The Atlantic reports that the California State Senate, in an effort to protect the privacy of citizens, has passed legislation that forces police to secure warrants for surveillance before they use drones. If there are exigent circumstances, police will not need a warrant. This legislation flies in the face of the Supreme Court’s decision in Florida v. Riley (1989), As Ronald Bailey of Reason delineated:
In the 1989 case Florida v. Riley, the U.S. Supreme Court ruled that since airplanes and helicopters often fly over private property, citizens do not have a reasonable expectation of privacy that their activities will not be observed from the air. Consequently, the police were permitted use of evidence obtained without a search warrant from helicopter observation of a greenhouse in which they suspected marijuana was being grown.
The State Senate, voting 25-8, was following the lead of the California State Assembly, which had passed the legislation earlier in August. The legislation only needs the signature of California Governor Jerry Brown to make it the law of the state.

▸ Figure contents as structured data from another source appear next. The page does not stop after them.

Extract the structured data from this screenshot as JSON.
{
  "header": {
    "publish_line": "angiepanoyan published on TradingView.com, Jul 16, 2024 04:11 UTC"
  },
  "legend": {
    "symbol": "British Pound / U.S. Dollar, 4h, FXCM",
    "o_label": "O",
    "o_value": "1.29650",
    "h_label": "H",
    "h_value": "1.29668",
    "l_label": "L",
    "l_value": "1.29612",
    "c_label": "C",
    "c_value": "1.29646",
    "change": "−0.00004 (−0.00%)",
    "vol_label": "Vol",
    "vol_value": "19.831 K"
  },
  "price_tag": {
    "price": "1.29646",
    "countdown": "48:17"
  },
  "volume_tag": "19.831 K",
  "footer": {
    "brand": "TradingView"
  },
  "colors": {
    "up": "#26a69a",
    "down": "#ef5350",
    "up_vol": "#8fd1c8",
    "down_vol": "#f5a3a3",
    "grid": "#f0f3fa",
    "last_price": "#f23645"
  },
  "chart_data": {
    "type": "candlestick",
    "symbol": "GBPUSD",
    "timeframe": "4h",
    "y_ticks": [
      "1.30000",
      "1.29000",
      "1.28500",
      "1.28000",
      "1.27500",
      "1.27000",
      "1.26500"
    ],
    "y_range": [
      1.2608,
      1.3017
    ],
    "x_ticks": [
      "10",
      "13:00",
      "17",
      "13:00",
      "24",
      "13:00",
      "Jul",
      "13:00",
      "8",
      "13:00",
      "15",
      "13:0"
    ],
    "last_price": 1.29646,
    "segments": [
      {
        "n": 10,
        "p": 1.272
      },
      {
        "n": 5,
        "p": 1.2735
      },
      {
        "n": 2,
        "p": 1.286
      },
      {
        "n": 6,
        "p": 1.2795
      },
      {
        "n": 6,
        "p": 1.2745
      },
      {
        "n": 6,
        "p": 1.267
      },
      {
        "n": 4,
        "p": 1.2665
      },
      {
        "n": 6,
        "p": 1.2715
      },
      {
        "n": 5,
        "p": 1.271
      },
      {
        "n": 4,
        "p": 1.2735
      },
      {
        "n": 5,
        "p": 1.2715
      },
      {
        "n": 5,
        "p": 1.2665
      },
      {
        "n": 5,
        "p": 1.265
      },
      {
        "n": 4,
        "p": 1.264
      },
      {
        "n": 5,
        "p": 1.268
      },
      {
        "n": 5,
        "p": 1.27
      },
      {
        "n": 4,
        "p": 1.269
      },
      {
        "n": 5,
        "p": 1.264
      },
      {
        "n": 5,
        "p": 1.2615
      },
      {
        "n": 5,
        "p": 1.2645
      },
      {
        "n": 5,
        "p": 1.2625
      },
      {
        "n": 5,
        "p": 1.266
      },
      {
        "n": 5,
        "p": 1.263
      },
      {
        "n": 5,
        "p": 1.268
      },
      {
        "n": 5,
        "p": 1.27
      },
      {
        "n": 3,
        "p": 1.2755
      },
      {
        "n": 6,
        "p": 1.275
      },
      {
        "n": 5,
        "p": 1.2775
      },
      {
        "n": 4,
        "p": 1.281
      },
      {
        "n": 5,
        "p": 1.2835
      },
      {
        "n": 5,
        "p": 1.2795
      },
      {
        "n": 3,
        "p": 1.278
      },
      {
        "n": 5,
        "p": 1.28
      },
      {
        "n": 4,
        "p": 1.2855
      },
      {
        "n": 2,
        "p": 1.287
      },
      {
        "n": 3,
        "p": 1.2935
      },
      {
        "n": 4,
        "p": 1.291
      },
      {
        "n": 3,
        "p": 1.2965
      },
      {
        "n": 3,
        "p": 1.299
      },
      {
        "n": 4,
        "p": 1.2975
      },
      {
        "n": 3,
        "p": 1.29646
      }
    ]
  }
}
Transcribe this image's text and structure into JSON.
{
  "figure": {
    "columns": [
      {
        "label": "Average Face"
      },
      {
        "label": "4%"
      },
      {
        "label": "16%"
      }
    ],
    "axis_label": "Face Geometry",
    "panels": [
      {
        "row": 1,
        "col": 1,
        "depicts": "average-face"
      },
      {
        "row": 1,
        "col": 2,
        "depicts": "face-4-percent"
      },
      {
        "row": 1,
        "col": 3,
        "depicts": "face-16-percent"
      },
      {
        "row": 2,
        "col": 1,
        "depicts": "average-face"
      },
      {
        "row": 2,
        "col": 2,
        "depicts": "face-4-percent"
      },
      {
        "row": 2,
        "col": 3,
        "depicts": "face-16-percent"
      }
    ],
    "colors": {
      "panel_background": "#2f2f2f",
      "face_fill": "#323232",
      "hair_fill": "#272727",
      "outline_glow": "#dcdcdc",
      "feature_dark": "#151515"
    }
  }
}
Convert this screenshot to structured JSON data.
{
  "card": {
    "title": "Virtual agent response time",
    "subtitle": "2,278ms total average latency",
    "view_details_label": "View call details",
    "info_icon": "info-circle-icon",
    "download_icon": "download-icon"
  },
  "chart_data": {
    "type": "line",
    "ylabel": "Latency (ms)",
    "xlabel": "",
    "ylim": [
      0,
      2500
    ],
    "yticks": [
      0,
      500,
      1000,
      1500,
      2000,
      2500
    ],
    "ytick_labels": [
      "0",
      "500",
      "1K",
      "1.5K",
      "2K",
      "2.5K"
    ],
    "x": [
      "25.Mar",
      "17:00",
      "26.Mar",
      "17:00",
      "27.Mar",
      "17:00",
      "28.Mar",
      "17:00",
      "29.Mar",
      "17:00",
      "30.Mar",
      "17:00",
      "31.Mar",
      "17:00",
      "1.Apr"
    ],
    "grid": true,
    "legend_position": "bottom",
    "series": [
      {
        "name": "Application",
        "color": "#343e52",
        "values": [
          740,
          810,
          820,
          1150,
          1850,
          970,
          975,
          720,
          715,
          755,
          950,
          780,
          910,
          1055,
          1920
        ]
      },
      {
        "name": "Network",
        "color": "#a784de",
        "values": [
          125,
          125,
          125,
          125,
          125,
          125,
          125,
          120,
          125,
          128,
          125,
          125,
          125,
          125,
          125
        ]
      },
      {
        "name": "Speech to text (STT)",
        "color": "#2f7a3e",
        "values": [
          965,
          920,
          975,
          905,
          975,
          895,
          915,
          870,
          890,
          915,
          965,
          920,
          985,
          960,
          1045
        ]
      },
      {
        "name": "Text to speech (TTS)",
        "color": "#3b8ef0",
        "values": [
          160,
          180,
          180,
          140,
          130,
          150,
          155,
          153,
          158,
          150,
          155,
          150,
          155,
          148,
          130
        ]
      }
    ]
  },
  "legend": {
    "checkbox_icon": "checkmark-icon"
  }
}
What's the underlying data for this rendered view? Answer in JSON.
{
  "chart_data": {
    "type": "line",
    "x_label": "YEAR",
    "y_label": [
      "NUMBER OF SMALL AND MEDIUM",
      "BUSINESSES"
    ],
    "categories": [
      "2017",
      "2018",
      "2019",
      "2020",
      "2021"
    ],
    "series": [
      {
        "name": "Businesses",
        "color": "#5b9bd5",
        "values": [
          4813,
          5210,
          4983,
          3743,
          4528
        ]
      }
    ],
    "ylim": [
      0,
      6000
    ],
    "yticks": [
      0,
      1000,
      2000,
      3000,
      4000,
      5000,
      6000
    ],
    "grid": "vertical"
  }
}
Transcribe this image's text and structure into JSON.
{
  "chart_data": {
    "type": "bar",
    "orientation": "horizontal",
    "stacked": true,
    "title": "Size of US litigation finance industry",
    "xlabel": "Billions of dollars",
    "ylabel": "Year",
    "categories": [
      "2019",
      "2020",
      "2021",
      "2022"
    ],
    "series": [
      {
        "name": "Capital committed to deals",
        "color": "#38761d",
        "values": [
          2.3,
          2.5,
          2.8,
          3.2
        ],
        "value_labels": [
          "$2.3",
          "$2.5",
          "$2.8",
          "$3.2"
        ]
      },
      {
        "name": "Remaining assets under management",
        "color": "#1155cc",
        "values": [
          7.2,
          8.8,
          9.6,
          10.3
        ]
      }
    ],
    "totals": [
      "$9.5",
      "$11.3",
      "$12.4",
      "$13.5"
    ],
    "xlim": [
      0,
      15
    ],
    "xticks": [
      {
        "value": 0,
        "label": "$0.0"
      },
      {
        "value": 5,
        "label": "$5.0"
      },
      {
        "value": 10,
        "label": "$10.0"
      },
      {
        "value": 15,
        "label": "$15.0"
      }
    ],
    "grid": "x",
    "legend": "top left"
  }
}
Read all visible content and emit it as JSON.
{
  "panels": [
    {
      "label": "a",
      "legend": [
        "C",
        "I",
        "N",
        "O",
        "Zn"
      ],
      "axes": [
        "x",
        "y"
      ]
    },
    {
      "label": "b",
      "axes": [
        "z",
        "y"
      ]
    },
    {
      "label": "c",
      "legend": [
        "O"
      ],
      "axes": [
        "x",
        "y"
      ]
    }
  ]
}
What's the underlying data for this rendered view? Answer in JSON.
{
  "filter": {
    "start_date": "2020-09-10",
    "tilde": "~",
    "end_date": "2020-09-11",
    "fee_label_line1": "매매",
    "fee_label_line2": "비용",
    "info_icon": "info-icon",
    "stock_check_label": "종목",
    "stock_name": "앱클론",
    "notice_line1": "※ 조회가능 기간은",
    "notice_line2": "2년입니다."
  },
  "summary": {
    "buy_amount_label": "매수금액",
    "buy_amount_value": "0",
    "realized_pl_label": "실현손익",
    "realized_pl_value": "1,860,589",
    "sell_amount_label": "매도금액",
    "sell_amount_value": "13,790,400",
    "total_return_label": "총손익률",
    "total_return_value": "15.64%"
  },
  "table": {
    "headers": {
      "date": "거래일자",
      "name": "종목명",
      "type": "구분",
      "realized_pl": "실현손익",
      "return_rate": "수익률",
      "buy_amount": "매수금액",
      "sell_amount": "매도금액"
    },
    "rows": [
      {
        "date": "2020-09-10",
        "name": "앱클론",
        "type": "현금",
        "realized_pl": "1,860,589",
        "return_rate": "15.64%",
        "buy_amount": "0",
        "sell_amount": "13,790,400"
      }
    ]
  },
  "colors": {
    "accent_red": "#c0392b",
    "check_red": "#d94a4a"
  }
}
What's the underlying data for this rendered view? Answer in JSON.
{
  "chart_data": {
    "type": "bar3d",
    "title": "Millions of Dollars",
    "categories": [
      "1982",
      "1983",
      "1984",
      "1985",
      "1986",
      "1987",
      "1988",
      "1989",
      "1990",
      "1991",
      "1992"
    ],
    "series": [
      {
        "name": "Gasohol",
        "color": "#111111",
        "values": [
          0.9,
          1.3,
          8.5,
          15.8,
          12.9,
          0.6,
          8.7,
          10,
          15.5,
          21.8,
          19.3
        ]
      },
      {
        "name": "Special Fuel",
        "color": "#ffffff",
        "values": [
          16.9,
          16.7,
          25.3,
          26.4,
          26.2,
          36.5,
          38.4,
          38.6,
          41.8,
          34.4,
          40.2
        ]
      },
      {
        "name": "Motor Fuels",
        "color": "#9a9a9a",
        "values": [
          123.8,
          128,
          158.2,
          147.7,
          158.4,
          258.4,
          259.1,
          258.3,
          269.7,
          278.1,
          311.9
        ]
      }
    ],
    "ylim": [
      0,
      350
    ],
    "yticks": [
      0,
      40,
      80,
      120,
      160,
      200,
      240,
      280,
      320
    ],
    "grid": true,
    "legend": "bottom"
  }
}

Critics of the law include public employee unions comprised of law enforcement members and the Los Angeles District Attorney’s office. The DA’s office said the law is “an inappropriate attempt to impose search and seizure requirements on California law enforcement agencies beyond what is required by the 4th Amendment.”
The Fourth Amendment reads: The right of the people to be secure in their persons, houses, papers, and effects, against unreasonable searches and seizures, shall not be violated, and no Warrants shall issue, but upon probable cause, supported by Oath or affirmation, and particularly describing the place to be searched, and the persons or things to be seized.